Most global stock markets rose through the week amid volatility and the global number of COVID-19 cases passed the 10 million mark.
In America, several southern states had to reverse reopening plans as part of an easing of virus precautionary measures. Anthony Fauci, director of the US National Institute of Allergy and Infectious Diseases, warned that a mutation of the coronavirus could pose a threat, because faster replication might hasten its spread.
China’s new security law for Hong Kong came into force on July 1, increasing friction between the Chinese, and the US and Western countries. The issue may have ramifications for trade relations between China, America and beyond.
It marks a new era for Hong Kong, especially as the law supersedes the special administrative region’s Basic Law (constitution) and reneges on the Sino-British Joint Declaration, which stipulated a one country two systems regime for 50 years after the UK’s 1997 handover of the territory to China.
This leaves open the question as to how China will deal with Taiwan going forward and how the US and its allies will react. Taiwan’s economy is critical to the global semiconductor industry.

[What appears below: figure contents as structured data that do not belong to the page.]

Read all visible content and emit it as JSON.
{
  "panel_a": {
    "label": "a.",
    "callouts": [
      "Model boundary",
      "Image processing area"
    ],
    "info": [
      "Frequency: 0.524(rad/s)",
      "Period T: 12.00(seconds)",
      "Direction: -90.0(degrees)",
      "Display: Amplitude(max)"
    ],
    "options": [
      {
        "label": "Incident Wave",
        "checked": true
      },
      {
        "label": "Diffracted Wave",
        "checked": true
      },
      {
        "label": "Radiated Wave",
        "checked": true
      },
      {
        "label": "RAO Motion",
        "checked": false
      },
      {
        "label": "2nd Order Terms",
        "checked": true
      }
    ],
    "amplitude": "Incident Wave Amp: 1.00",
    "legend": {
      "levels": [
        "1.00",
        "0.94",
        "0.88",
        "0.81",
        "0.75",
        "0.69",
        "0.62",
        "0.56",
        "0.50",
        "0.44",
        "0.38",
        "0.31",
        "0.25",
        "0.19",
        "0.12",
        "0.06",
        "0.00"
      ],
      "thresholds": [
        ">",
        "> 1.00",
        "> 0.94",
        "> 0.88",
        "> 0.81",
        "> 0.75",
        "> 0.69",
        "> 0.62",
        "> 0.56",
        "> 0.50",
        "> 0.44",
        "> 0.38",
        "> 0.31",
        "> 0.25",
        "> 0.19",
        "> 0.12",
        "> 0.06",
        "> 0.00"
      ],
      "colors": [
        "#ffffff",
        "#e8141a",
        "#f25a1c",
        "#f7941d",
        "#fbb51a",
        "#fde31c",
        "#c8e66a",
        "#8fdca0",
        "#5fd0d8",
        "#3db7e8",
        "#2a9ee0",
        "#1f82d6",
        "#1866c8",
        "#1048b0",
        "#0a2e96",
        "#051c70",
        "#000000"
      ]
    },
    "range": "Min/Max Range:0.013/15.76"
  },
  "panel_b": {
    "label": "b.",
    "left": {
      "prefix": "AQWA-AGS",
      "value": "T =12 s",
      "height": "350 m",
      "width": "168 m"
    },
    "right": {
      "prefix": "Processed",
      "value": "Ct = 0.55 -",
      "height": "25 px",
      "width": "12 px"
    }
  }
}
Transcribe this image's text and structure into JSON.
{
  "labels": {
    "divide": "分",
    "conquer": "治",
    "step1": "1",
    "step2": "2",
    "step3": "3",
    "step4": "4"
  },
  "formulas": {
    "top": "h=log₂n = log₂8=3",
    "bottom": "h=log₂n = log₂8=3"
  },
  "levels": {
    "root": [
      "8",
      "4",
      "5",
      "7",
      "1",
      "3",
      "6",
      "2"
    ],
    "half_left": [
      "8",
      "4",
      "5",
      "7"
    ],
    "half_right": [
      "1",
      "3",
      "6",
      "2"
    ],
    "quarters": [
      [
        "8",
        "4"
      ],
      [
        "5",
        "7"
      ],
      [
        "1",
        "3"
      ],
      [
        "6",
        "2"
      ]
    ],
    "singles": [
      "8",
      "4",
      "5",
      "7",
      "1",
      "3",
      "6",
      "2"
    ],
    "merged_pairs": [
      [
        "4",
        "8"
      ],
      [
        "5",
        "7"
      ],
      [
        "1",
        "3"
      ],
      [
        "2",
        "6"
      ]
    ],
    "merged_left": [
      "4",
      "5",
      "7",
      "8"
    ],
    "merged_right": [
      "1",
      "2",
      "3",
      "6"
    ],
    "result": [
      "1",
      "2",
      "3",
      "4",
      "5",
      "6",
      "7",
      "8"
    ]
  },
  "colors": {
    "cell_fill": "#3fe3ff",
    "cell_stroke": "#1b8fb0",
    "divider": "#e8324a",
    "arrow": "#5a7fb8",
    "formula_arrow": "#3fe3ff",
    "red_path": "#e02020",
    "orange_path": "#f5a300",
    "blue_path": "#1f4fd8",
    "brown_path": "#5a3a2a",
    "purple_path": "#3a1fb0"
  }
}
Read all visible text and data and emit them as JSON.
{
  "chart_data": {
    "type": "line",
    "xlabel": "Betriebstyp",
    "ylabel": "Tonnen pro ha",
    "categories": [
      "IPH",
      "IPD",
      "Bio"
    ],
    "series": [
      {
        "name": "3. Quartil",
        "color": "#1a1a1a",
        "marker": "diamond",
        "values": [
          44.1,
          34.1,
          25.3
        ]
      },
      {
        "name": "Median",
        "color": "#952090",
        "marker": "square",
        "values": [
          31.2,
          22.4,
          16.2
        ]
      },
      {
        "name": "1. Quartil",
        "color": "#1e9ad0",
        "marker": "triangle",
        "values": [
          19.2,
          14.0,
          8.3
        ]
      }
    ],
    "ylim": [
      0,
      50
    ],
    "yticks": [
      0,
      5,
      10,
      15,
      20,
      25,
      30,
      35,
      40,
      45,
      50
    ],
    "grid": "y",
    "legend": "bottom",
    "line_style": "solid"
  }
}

The development will also have consequences on the status of Hong Kong’s economy. The Asian headquarters of many foreign companies are in Hong Kong. It may also impact on the relative standing of Hong Kong’s stock exchange vis a vis Singapore’s and Shanghai’s.
The June US non-farm payroll numbers were released on Thursday and were better than expected. The economy gained 4.8 million jobs, bringing the June unemployment rate down to 11.1 percent from 13.3 percent in the preceding month.
This was somewhat dampened by the first-time jobless claims which came in at 1.43 million for the week ending June 26. This metric has hovered between 1.4 and 1.5 million per week for the last few weeks – continuously disappointing expectations (the US reports furloughed workers as unemployed, whereas in Europe they are classed as in work).
The US Federal Aviation Administration (FAA) tested Boeing’s 737 Max aircraft for three days this week, which could usher in a return to the skies for the troubled plane.
Boeing is also rumored to be planning to phase out its iconic 747 by 2022. This would mark the end of jumbo jets, as European manufacturer Airbus has already decided to halt production of its A380 wide-bodied equivalent.
With the travel and leisure sectors among the worst-hit by the COVID-19 pandemic, airlines cancelled and postponed orders for new aircraft. Boeing has so far announced 14,000 job cuts and counting. Airbus’ redundancy toll stands at 15,000. Experts estimate that for every job lost with the big plane makers, at least three more will have to go in supply chains.
This was an important week for banks: In Saudi Arabia, the proposed $15.6 billion merger between National Commercial Bank (NCB), the Kingdom’s biggest, and Samba Financial Group, the fourth-largest lender, made the headlines.
The combined entity would be by far the biggest lender in Saudi Arabia with SR464 billion, before Al-Rajhi bank with a loan portfolio worth SR269 billion.
Among GCC countries, the combined entity would rank just after Abu Dhabi bank with $213 billion in terms of assets. It would have a market share of 30 percent in the Kingdom. With the Saudi Public Investment Fund (PIF) being the largest shareholder of both entities, the merger would give it more weight in the country’s banking sector.
The merger is complementary because NCB’s focus is on retail customers and Samba’s on a corporate clientele. It also makes sense, because Saudi Arabia’s 30 million people are banked by 30 players, which is high in international comparison. The region tends to be overbanked and further bank mergers in the GCC are likely going forward.
The German parliament gave the Bundesbank the green light to continue supporting the European Central Bank’s (ECB) pandemic emergency purchase program.
The move was important in light of the highest court’s verdict earlier this year, declaring the central bank’s participation in the ECB’s 2015 public sector purchase program as potentially illegal. The ruling will give Eurozone banks a boost.
This brings us to US investment management company Bridgewater’s founder and chief investment officer, Ray Dalio, who told Bloomberg that the biggest drivers behind markets was the spending of central banks and their central governments rather than ordinary market participants.
He highlighted that close to zero or negative interest rates skewed the bank attitudes toward borrowing from the central banks. His most salient point was comparing the COVID-19 pandemic to the financial crisis of 2008/2009. Whereas then banks had to be rescued because they were relevant to the system, now it was economy as a whole which was relevant to the system and needed to be saved.
Dalio has a point, however looking at the latest spending by the world’s major central banks, the US Federal Reserve, the Bank of Japan, and the ECB, the use of swap lines by commercial banks has abated somewhat since the COVID-19 global outbreak.
Where we go from here:
The UK will experience “Super Saturday” on July 4 with pubs, restaurants, and hairdressers reopening. The British government instructed people to observe social-distancing rules and warned that it would close down parts of the country if new outbreaks were reported.
The move is important for the hospitality industry, which has had to let go of 500,000 workers and furloughed a further 1 million.
— Cornelia Meyer is a Ph.D.-level economist with 30 years of experience in investment banking and industry. She is chairperson and CEO of business consultancy Meyer Resources.